According to the instruction Christ has given you, the new birth is a change of heart. You now must realize that it is the implanting of a new principle from above in our dead hearts. The new birth is a complete change of heart and character.
I hope, believing the necessity of this, that you have tried to renew yourselves, to change your heart, will and character and have now learned one lesson: the new birth is a change which I cannot effect myself. I can neither renew my heart nor instill a new principle.

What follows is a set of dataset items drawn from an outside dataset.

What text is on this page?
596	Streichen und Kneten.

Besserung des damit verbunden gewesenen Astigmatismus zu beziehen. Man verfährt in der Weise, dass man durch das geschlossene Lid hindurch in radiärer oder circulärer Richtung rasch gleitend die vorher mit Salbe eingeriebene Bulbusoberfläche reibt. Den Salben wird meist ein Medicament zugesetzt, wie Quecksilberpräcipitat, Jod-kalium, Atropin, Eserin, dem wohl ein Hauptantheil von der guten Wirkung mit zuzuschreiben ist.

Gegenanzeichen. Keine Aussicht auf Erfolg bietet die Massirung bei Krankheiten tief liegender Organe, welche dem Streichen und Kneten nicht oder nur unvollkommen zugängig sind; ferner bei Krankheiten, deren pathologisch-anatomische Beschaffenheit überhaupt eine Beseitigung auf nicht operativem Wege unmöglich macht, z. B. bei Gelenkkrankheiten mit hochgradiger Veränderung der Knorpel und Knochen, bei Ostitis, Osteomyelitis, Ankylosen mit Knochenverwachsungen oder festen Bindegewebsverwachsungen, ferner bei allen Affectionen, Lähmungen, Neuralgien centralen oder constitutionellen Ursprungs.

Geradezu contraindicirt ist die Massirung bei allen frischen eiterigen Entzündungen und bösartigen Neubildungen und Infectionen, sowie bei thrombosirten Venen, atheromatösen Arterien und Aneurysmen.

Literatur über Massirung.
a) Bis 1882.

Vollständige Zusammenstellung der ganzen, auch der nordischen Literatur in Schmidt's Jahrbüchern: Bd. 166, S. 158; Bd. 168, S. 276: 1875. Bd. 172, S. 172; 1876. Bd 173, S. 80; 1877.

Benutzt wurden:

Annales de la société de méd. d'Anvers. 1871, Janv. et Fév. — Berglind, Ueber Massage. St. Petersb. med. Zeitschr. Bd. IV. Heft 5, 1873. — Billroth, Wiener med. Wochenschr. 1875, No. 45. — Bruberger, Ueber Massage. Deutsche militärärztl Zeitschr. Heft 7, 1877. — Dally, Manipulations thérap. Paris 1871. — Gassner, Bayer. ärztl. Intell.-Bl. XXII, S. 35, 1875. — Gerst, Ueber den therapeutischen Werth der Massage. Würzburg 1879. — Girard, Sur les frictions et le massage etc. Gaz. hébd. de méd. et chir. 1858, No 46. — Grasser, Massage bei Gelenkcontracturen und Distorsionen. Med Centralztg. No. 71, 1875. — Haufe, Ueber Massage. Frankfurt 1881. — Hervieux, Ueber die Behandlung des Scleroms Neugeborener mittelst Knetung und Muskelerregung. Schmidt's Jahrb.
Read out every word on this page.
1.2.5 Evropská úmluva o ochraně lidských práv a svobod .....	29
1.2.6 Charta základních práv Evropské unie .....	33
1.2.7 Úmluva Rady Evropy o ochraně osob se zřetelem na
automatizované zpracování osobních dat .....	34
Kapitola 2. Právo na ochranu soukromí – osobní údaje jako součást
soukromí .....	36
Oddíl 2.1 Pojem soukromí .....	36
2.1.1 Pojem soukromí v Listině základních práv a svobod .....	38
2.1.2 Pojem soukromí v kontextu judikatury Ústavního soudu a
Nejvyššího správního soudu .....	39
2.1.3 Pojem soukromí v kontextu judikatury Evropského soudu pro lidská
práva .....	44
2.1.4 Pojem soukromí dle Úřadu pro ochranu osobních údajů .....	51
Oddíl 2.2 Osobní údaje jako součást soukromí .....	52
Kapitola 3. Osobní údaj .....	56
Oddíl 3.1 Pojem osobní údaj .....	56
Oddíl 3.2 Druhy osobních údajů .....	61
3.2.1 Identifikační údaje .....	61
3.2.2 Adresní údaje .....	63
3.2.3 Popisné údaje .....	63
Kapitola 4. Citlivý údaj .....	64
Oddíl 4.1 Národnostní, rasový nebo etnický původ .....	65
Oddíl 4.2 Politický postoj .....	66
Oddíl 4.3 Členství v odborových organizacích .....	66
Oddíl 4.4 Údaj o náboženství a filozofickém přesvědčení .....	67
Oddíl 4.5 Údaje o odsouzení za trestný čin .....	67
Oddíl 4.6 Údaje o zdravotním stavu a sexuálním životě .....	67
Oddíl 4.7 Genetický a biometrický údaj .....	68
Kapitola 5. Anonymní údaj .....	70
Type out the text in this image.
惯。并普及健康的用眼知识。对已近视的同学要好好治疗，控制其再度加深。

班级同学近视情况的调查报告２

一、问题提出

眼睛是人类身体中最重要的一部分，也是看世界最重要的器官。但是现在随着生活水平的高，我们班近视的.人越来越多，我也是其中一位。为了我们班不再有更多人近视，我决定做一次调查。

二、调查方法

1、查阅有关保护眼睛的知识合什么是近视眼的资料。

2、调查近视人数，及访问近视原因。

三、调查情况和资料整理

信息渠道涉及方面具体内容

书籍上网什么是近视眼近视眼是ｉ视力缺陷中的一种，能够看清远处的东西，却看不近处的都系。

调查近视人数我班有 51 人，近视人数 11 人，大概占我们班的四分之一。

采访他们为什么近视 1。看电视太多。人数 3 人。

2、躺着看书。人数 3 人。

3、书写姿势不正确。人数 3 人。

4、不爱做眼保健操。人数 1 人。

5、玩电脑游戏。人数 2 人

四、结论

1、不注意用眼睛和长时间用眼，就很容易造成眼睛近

Dear reader, I hope it is a question that comes from your heart: “How can these things be?” Do you experience the following things? The harder you try to rectify matters, the more you experience that you cannot improve yourself. You come to realize that the trouble is within, namely, that your heart is corrupt and sinful. Can you understand what Jeremiah says: “As the Ethiopian cannot change his skin and the leopard cannot change its spots, so you who are accustomed to do evil cannot do good”? Do you sense that the disease lies deep within you and that you can never make your heart right and qualify yourself for entrance into the kingdom of God? Do your sins and sinful heart burden you? Blessed are you! Do you say, “Blessed? I feel I am a lost, undone sinner. I feel myself to be a sinner without hope, for all my efforts to improve myself have brought me even further from God's kingdom. I see that it is possible for everyone to be saved but not such a vile wretch as I.” Yet, we insist upon it: “Blessed are you, for...They that are whole need no physician, but they that are sick.” Christ came into the world to save such sinners. His blood was shed on Calvary for those who cannot save themselves. You are a fit subject for the balm of Gilead and the great Physician Jesus Christ. If you ask: “What recommends me to Jesus more than others?”, my answer must be: Your wounds and need of Him.
The Only Entrance Into God's Kingdom
“How can these things be?” asked Nicodemus. From the beginning it had been Jesus' purpose to bring Nicodemus to that question. He wanted to change the proud Pharisee into a humble publican. He wanted to bring the learned man to the confession: “How can these things be?” It was necessary that Nicodemus learn this lesson, for he could now be led to the blessed doctrine of salvation merely by grace and faith in a crucified Savior. In the despair of his soul Nicodemus must say: “How can these things be? How can I ever become right with God?” The Lord Jesus taught the way of salvation by saying: “And as Moses lifted up the serpent in the wilderness, even so must the Son of Man be lifted up, that whosoever believeth in Him should not perish but have eternal life.” Christ opened the door by which sinners can enter God's kingdom of peace, justice and bliss. We are taught that this is the door: an entire self-commitment unto a crucified Savior as a lost and undone sinner. Faith in the crucified Jesus is the only entrance into God's kingdom. Christ Himself is the door of the kingdom of God. If you ever enter that kingdom, you must enter through that door. This means that you must be brought to the feet of Jesus as a lost, penitent, helpless sinner, crying in the distress of your soul: “How can these things be?” By faith in Him such sinners find that Jesus opens the kingdom of heaven. Is not this a blessed spot—to be brought as a lost and undone sinner to Christ Who bled and died in your room and stead on Calvary's cross? There we find the way by which we may enter the kingdom of God. If you are truly one of those who must, in the need of your soul, exclaim, “How can these things be?” and if your confrontation with the necessity of a new birth and a new heart has brought you into this poverty, then listen to the gospel of Him Who was lifted up as the brass serpent in the wilderness and remember the only fitness which is required is a felt need of Him.